You may edit the contents of published pages. To make any changes click on the page’s title under Pages in your dash to re-open the corresponding page’s editor. Once you’re happy with any changes you’ve made to the original contents, hit the publish button to see them go live.
Creating WordPress posts
Posts typically appear in a blog and contain general news or informational updates keeping your site fresh with new content. Many business websites have a blog alongside their main pages since they offer more creative license and let you connect further with your target audience. A restaurateur, for example, might use blog posts for featured menu item stories. Here customers can access information about seasonal items on the menu or new recipes and gives them a chance to share their comments in the post.
Posts can be listed in reverse chronological order, tagged, categorized and archived as you see fit. Follow the instructions given below to publish a WordPress post:
- Find the Post Menu on the left-hand side of the WordPress Administration Panel (Dashboard) and click the Add New sub-tab to open the post editor.
- Similar to the Pages editor, you need fill in the blanks by entering a title in the upper field and add body content in the main post editing box below it.
- You’ll also want to choose a category for your new posts. Categories allow you to sort and group posts that cover similar topics, like “Fashion” or “Technology.” You can create a new category at any time.

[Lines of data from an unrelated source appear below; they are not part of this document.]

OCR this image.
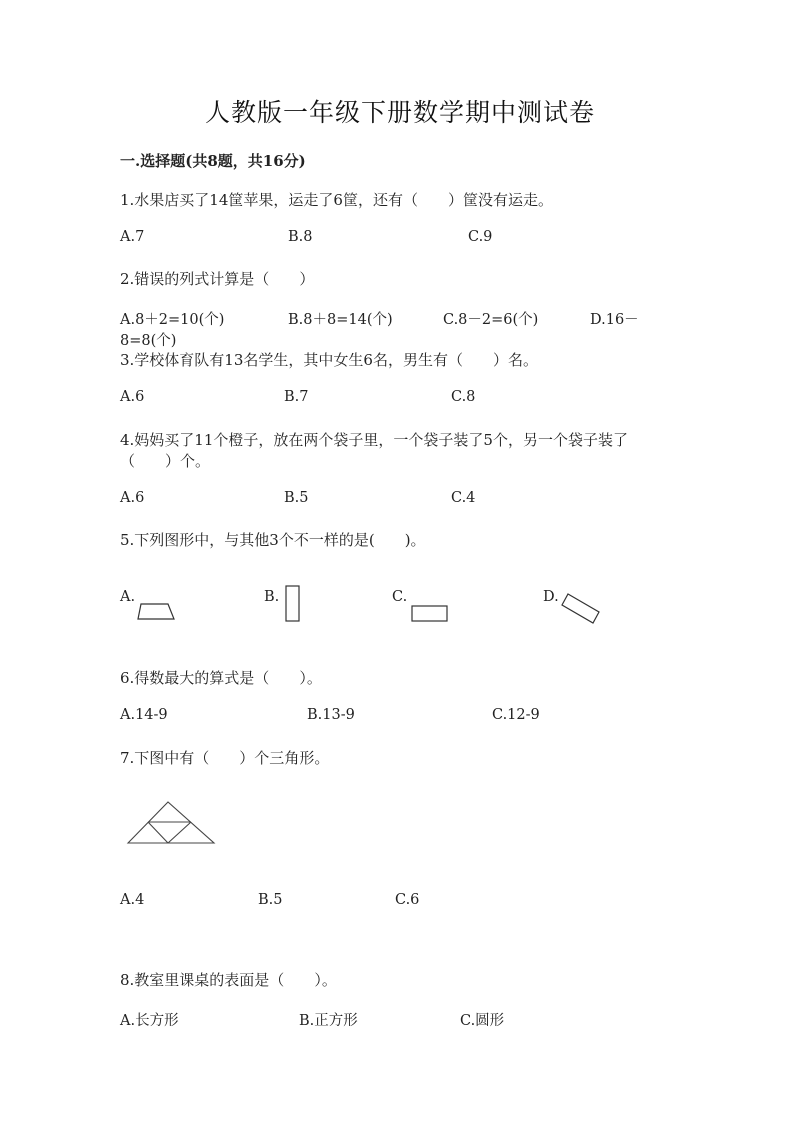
人教版一年级下册数学期中测试卷
一.选择题(共8题，共16分)
1.水果店买了14筐苹果，运走了6筐，还有（　　）筐没有运走。
A.7	B.8	C.9
2.错误的列式计算是（　　）
A.8＋2=10(个)	B.8＋8=14(个)	C.8－2=6(个)	D.16－
8=8(个)
3.学校体育队有13名学生，其中女生6名，男生有（　　）名。
A.6	B.7	C.8
4.妈妈买了11个橙子，放在两个袋子里，一个袋子装了5个，另一个袋子装了
（　　）个。
A.6	B.5	C.4
5.下列图形中，与其他3个不一样的是(　　)。
A.	B.	C.	D.
6.得数最大的算式是（　　）。
A.14-9	B.13-9	C.12-9
7.下图中有（　　）个三角形。
A.4	B.5	C.6
8.教室里课桌的表面是（　　）。
A.长方形	B.正方形	C.圆形
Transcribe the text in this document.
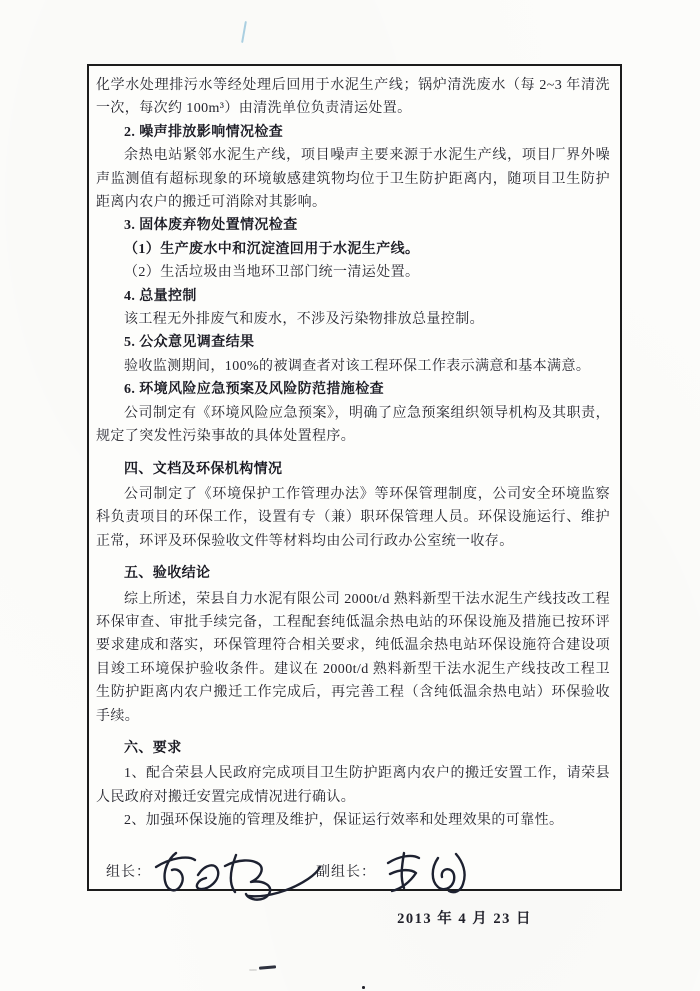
化学水处理排污水等经处理后回用于水泥生产线；锅炉清洗废水（每 2~3 年清洗一次，每次约 100m³）由清洗单位负责清运处置。
2. 噪声排放影响情况检查
余热电站紧邻水泥生产线，项目噪声主要来源于水泥生产线，项目厂界外噪声监测值有超标现象的环境敏感建筑物均位于卫生防护距离内，随项目卫生防护距离内农户的搬迁可消除对其影响。
3. 固体废弃物处置情况检查
（1）生产废水中和沉淀渣回用于水泥生产线。
（2）生活垃圾由当地环卫部门统一清运处置。
4. 总量控制
该工程无外排废气和废水，不涉及污染物排放总量控制。
5. 公众意见调查结果
验收监测期间，100%的被调查者对该工程环保工作表示满意和基本满意。
6. 环境风险应急预案及风险防范措施检查
公司制定有《环境风险应急预案》，明确了应急预案组织领导机构及其职责，规定了突发性污染事故的具体处置程序。
四、文档及环保机构情况
公司制定了《环境保护工作管理办法》等环保管理制度，公司安全环境监察科负责项目的环保工作，设置有专（兼）职环保管理人员。环保设施运行、维护正常，环评及环保验收文件等材料均由公司行政办公室统一收存。
五、验收结论
综上所述，荣县自力水泥有限公司 2000t/d 熟料新型干法水泥生产线技改工程环保审查、审批手续完备，工程配套纯低温余热电站的环保设施及措施已按环评要求建成和落实，环保管理符合相关要求，纯低温余热电站环保设施符合建设项目竣工环境保护验收条件。建议在 2000t/d 熟料新型干法水泥生产线技改工程卫生防护距离内农户搬迁工作完成后，再完善工程（含纯低温余热电站）环保验收手续。
六、要求
1、配合荣县人民政府完成项目卫生防护距离内农户的搬迁安置工作，请荣县人民政府对搬迁安置完成情况进行确认。
2、加强环保设施的管理及维护，保证运行效率和处理效果的可靠性。
组长：	副组长：
2013 年 4 月 23 日
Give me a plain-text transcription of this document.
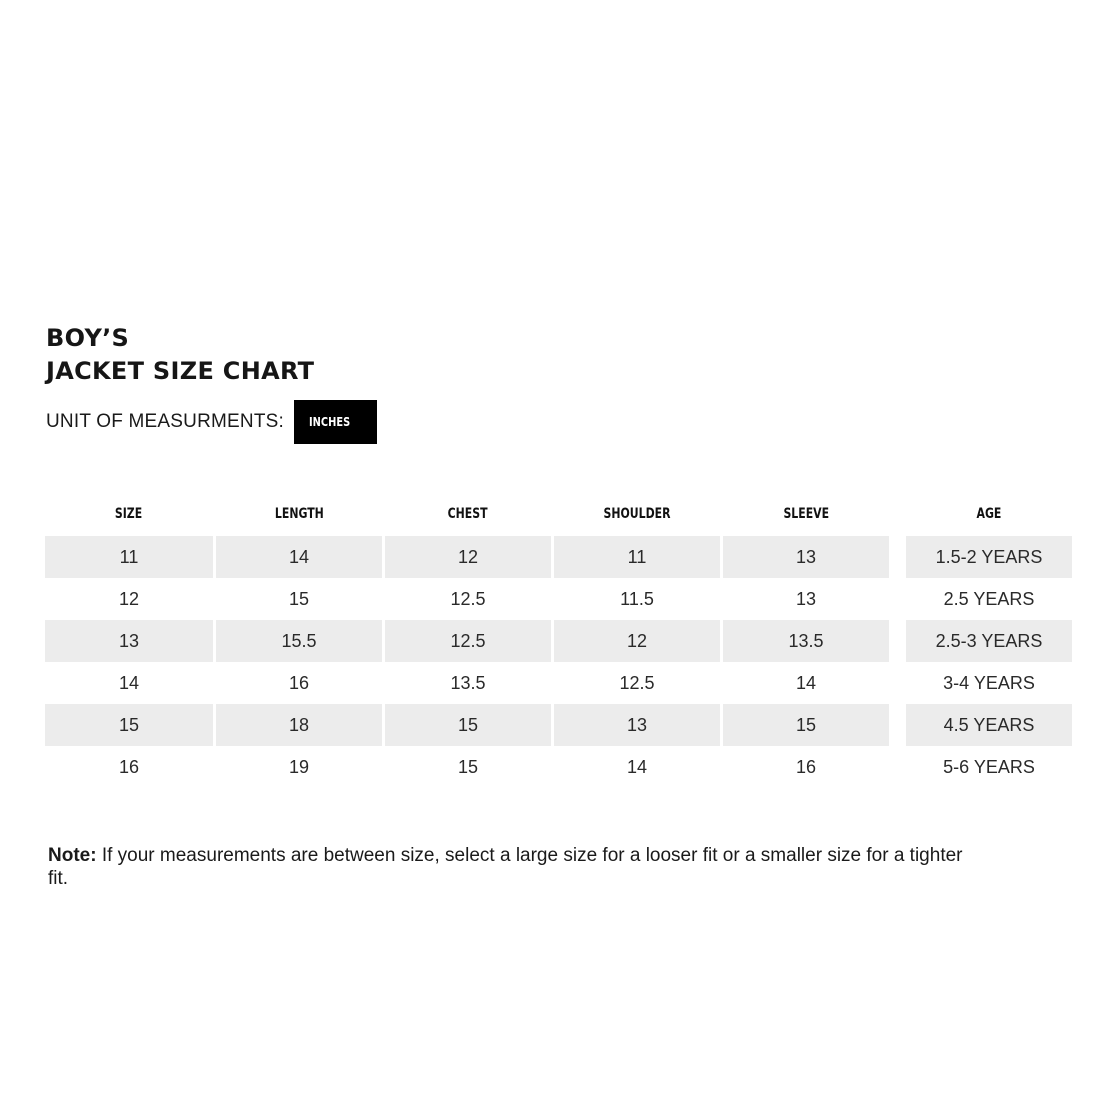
BOY’S
JACKET SIZE CHART
UNIT OF MEASURMENTS: INCHES
SIZE	LENGTH	CHEST	SHOULDER	SLEEVE	AGE
11	14	12	11	13	1.5-2 YEARS
12	15	12.5	11.5	13	2.5 YEARS
13	15.5	12.5	12	13.5	2.5-3 YEARS
14	16	13.5	12.5	14	3-4 YEARS
15	18	15	13	15	4.5 YEARS
16	19	15	14	16	5-6 YEARS

Note: If your measurements are between size, select a large size for a looser fit or a smaller size for a tighter fit.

- Once you’re ready, publish using the corresponding icon in the top right of the page to put the post online. Here you also have the option to save your post as a draft if you’d like to work on it later or post date and schedule for a later time. Click the Preview button for a preview of how the post will look before you publish it to the public.
That’s a quick summary of how to get post content online. Once you’re comfortable with the basics, there are tons of post formats to use which display content in different styles. You can also experiment with the text editing tools, add a featured image and assign categories and tags to your post.
Add a theme
Finding a suitable theme with the right menu is one of the fun steps to creating a WordPress CMS site. Menu layouts vary depending on the theme, choose from thousands of free and premium items. To install a theme head to the Appearance tab in your WordPress Administrator Dashboard, select Themes and start browsing. Be sure to use the Live Preview button to preview a theme before adding it to your website.
f you’re looking for extra features, head to the Appearance tab in your dash and click Widgets from the drop-down menu. The widget menu includes the designated areas on your WordPress site you can place widgets. Clicking on the widget titles prompts WordPress to let you know which sidebars they fit into.
Your WordPress theme defines widget-ready areas, but If the specific type that you’re looking for isn’t in the widget area, it’s possible that you can add it as a plugin.